In those years, Russia saw Germany as a reliable player with which to deepen a strategic partnership and penetrate western markets, while Germany was interested in the opportunities of a country in full, if tumultuous, economic expansion. The outbreak of conflict in Ukraine then sealed off any further cooperation. DB spent much of 2014 seeking to expand in east Asia (where it is small by comparison with Shanghai-Hong Kong, Tokyo, and even Sydney and Shenzhen) and Africa (where countries such as China have an edge). In this financial environment a German-Russian capital market would make sense. A merger or alliance between the two stock exchanges might even be a stepping-stone towards reconciliation between the two European powers and, in a broader sense, between the European Union and Eurasia.
A new start
Some German politicians and leaders, including the ex-chancellors Helmut Schmidt and Gerhard Schröder) have called for a more conciliatory approach towards Russia. They cite the fact that economic sanctions on Russia are also hurting Germany, several central European member-states (Austria, Czech Republic, Hungary, Slovakia), and by extension the EU as a whole.
Germany’s foreign secretary, Frank-Walter Steinmeier of the Social Democratic Party (SPD), has consistently supported dialogue and compromise with Russia. In an interview with Der Spiegel on 23 December 2014, he said: "We need to make a new start at some stage. I have already suggested that we explore the option of a dialogue between the European Union and the Eurasian Economic Union. That would allow us to talk both about economic synergies and about how we deal with conflicts of interest.”
In the views of such figures, the new start would mean not giving in to Putin’s requests but promoting a kind of new Ostpolitik - referring to the opening to the Soviet bloc pursued by the West German government of Willy Brandt in the 1970s - in which firmness and realism go hand-in-hand with deep understanding of Russia’s politics and history.

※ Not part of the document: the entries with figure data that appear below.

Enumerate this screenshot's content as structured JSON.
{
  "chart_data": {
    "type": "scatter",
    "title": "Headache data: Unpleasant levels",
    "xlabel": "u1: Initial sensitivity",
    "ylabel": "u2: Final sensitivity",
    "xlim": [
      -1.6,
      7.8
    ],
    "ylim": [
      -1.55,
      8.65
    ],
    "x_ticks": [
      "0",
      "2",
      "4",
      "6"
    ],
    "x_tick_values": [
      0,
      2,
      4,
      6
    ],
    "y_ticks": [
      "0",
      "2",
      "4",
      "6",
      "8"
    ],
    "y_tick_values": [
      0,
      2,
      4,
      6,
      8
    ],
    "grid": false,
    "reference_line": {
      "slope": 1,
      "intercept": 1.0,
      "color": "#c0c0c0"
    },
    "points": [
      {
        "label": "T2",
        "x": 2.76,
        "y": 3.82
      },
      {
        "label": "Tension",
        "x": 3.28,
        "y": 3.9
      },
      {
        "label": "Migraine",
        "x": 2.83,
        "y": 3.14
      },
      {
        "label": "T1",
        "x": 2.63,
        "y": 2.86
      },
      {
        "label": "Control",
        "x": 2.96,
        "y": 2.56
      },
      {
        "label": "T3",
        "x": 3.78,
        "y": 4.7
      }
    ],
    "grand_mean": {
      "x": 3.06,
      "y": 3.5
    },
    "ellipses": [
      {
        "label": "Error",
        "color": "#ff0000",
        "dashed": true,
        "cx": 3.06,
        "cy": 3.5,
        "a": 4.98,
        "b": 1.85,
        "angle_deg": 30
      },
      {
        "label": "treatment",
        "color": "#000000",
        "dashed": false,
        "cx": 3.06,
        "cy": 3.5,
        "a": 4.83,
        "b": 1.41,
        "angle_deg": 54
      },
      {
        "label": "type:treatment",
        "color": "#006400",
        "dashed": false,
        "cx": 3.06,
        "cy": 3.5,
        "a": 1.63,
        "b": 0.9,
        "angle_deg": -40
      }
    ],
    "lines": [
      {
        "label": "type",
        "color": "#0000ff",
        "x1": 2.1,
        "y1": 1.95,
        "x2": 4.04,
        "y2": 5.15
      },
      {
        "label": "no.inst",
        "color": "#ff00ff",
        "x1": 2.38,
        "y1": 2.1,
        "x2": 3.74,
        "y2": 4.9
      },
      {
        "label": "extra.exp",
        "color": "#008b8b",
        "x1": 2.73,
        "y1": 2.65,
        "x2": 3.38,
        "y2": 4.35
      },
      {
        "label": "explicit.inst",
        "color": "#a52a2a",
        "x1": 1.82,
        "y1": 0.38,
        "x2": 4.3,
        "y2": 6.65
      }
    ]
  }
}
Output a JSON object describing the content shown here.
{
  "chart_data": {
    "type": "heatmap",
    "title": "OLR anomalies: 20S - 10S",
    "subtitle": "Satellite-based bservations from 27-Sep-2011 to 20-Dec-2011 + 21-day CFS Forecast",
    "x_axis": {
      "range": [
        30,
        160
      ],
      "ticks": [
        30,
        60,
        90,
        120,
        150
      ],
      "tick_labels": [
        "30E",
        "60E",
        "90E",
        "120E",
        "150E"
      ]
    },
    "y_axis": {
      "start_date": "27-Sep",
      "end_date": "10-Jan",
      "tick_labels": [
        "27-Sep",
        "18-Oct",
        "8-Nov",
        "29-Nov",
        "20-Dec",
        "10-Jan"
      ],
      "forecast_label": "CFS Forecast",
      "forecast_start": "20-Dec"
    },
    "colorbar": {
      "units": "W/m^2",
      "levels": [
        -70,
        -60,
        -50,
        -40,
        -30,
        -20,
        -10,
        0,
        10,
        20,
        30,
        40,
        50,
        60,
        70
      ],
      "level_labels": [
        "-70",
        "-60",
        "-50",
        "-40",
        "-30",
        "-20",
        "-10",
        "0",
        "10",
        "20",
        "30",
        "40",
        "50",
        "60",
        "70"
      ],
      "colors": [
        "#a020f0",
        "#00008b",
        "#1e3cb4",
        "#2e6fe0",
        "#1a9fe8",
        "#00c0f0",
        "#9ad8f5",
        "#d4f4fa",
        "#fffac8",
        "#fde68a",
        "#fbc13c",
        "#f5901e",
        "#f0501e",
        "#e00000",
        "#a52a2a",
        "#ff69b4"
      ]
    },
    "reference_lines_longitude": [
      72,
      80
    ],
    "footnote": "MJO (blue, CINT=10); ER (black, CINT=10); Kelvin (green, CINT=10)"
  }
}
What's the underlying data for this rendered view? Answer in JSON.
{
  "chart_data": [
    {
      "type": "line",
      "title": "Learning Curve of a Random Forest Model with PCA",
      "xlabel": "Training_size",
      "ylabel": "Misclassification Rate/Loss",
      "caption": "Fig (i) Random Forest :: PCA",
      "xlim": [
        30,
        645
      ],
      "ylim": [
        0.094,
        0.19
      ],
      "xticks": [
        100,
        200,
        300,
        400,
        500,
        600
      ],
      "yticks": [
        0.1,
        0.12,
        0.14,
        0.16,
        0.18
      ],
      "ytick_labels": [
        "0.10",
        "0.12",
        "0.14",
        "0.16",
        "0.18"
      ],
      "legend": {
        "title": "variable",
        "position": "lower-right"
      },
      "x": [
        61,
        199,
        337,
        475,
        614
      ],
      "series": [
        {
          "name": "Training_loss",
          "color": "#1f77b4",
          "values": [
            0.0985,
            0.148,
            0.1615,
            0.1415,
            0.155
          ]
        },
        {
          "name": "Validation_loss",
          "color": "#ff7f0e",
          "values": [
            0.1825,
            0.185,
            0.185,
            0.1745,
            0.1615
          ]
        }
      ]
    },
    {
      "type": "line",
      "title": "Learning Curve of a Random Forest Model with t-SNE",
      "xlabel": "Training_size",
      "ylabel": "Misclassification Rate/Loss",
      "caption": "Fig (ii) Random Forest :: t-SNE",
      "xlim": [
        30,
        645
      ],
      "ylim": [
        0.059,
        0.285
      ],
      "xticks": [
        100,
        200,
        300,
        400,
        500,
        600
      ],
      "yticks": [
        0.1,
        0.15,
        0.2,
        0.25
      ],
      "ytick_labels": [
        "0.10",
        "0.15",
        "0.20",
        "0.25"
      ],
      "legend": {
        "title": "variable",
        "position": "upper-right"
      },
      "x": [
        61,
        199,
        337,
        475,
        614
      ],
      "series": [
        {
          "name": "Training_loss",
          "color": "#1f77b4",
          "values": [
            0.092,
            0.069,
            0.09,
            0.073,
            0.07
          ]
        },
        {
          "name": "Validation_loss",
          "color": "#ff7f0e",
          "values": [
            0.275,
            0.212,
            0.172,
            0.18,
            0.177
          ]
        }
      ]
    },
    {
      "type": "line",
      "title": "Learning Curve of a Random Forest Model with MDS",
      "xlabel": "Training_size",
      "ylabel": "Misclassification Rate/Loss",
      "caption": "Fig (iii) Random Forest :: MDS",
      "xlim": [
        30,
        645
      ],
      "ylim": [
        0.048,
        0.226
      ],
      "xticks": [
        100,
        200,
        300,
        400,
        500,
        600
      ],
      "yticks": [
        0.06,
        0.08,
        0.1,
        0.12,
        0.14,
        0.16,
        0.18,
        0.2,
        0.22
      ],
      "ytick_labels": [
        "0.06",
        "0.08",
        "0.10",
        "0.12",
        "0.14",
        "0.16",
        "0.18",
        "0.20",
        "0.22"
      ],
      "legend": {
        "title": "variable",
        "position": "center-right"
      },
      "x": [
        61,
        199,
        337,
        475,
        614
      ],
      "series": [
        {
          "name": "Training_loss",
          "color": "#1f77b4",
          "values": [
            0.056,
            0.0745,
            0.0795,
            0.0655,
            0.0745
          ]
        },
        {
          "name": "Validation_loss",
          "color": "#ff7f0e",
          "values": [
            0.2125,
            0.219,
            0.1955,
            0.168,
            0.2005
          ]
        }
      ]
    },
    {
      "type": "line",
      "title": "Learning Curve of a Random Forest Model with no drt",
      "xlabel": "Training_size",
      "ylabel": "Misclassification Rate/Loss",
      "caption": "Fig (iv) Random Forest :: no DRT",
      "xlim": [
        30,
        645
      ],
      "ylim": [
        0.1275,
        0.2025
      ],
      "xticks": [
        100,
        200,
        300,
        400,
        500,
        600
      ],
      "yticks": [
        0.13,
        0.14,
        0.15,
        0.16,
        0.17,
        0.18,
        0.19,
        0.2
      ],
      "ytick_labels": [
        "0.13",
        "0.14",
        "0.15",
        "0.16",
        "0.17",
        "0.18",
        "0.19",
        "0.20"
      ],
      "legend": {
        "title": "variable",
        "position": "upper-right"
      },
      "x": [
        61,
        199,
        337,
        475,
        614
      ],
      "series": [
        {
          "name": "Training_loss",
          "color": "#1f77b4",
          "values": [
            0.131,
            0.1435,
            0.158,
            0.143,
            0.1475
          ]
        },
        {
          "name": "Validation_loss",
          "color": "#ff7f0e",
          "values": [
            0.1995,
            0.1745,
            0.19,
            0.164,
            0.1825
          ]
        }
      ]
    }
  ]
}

A new start is indeed badly needed. Russian and German fragilities on their own make a fresh rapprochement between Moscow and Berlin desirable. On a wider stage, the EU and Russia have at some point to restart cooperation across a range of shared interests - security, diplomacy, business, culture, and education. A recharge would also boost the EU’s self-confidence and independence from decisions which are often taken in Washington and enjoy little European support. The creation of a common financial hub would be an opportunity to become more independent from American and Chinese dominance in global exchanges. Will European and Russian leaders take note?